Durante un periodo de siete semanas, Bolivia enfrentó una ola de movilizaciones protagonizadas por sectores indígenas, obreros y cocaleros. Estos grupos llevaron a cabo manifestaciones y bloquearon carreteras estratégicas con el objetivo de exigir la renuncia de Rodrigo Paz, motivados por la crisis económica que atraviesa el país. Para resolver esta situación y lograr el levantamiento de los bloqueos, la autoridad ejecutiva decretó el pasado sábado un estado de excepción, medida que permitió restablecer la circulación en las vías afectadas.
En medio de este conflicto, el Gobierno ha dirigido acusaciones directas contra el expresidente socialista Evo Morales, quien gobernó el país entre 2006 y 2019. La administración de Paz ha señalado que Morales fue el promotor de las recientes protestas y que estas fueron financiadas mediante recursos provenientes del narcotráfico, aunque hasta el momento el Ejecutivo no ha presentado pruebas que sustenten dichas afirmaciones.
Actualmente, Evo Morales se encuentra refugiado en el poblado cocalero de Lauca Eñe, ubicado en la zona central del país. El exjefe de Estado permanece allí desde finales de 2024, momento en el que el sistema judicial emitió una orden de captura en su contra debido a un caso de trata de menor, cargo que Morales ha negado rotundamente.

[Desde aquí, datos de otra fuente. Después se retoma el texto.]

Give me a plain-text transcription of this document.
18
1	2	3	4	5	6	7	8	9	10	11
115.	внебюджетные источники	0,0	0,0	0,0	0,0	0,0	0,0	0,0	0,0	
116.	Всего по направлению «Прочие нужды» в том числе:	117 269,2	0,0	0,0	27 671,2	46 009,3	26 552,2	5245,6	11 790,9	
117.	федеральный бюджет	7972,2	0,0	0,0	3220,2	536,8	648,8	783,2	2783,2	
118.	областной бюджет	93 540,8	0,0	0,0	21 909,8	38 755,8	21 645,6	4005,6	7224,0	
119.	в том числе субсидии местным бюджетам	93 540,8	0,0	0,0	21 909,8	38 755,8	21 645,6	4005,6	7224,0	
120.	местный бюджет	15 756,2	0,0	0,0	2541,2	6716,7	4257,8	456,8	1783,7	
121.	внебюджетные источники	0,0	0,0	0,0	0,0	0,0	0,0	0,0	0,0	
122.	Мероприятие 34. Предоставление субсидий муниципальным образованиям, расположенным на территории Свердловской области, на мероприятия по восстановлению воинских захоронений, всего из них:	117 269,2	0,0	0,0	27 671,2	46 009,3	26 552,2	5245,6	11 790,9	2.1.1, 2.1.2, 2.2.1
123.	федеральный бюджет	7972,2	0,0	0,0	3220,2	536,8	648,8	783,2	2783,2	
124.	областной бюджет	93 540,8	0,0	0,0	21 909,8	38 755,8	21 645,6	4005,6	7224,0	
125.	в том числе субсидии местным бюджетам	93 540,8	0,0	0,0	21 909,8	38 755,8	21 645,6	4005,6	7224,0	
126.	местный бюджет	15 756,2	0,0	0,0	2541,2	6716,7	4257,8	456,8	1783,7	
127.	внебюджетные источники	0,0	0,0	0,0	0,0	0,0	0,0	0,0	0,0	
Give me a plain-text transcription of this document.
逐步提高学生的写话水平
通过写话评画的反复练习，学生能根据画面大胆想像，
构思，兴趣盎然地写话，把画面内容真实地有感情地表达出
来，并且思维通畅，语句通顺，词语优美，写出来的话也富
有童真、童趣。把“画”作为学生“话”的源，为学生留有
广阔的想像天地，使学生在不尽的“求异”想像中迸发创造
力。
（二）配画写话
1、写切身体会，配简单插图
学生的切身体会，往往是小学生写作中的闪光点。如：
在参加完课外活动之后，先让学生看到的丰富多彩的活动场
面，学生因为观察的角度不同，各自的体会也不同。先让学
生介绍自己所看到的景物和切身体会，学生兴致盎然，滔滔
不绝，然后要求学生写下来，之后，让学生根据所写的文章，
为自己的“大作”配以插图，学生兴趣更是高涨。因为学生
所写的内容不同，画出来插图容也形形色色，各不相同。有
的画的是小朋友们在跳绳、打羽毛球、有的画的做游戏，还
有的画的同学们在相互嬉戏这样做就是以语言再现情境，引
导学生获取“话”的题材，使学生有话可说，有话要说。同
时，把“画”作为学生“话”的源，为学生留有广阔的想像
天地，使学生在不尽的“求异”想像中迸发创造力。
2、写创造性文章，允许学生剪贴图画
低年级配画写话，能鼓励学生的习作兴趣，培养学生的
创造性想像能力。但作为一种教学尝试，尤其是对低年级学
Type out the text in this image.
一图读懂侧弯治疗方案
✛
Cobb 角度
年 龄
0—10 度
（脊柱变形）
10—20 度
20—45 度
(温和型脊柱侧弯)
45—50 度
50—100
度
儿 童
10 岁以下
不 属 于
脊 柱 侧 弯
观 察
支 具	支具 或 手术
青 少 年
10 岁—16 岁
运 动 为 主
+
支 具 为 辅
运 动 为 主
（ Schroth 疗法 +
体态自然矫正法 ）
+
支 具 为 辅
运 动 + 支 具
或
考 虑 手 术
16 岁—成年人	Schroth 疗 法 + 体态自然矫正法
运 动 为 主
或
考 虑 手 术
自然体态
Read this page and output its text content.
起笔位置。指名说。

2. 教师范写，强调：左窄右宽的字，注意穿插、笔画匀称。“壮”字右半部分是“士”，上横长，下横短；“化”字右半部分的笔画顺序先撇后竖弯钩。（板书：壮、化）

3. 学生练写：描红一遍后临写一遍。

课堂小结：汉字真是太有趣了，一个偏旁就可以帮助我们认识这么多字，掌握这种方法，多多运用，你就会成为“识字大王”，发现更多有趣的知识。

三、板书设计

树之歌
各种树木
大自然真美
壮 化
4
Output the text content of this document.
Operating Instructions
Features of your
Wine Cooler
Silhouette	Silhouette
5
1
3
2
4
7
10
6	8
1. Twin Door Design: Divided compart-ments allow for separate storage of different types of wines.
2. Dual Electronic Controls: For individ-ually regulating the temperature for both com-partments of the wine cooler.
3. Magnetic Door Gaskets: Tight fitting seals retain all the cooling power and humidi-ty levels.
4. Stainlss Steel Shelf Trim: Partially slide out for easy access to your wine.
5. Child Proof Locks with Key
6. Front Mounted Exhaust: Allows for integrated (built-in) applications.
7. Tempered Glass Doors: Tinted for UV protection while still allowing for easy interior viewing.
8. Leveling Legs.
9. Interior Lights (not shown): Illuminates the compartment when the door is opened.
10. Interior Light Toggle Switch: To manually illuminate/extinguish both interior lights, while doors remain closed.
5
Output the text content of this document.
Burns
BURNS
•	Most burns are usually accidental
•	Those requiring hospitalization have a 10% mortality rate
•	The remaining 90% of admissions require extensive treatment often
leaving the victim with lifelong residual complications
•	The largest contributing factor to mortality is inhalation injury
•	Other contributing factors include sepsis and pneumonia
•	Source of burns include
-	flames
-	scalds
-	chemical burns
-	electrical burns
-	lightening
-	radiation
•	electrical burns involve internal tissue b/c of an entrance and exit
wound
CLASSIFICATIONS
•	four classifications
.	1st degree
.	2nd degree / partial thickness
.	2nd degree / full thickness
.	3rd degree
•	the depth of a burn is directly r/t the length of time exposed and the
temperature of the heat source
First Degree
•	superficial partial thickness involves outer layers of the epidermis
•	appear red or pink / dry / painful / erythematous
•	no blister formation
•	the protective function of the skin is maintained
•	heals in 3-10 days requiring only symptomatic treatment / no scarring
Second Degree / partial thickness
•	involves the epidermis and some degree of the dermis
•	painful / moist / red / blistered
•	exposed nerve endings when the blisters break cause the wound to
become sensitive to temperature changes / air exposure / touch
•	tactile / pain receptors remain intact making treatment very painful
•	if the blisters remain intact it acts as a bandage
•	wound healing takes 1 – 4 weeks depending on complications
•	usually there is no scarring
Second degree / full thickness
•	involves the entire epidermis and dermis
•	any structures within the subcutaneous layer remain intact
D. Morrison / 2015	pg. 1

Ante la posibilidad de una incursión gubernamental en su zona de influencia, el expresidente Morales adelantó el pasado martes, en una entrevista concedida a la agencia AFP, que cualquier intento de intervención en la región acarrearía consecuencias. "Aquí va a haber problemas, estamos bien organizados", advirtió Morales, asegurando que sus seguidores y partidarios se defenderán ante una eventual acción del Estado.
Asimismo, el líder izquierdista criticó la gestión de Rodrigo Paz, sosteniendo que la implementación de una "política neoliberal y un estado colonial" por parte del actual gobierno está forzando la situación hacia un escenario de "guerra civil".
A pesar de las declaraciones del presidente Paz sobre la recuperación de los territorios y las advertencias de Morales sobre la resistencia de sus bases, el Poder Ejecutivo no ha proporcionado detalles concretos ni ha adelantado una fecha específica para llevar a cabo la intervención en la región del Chapare.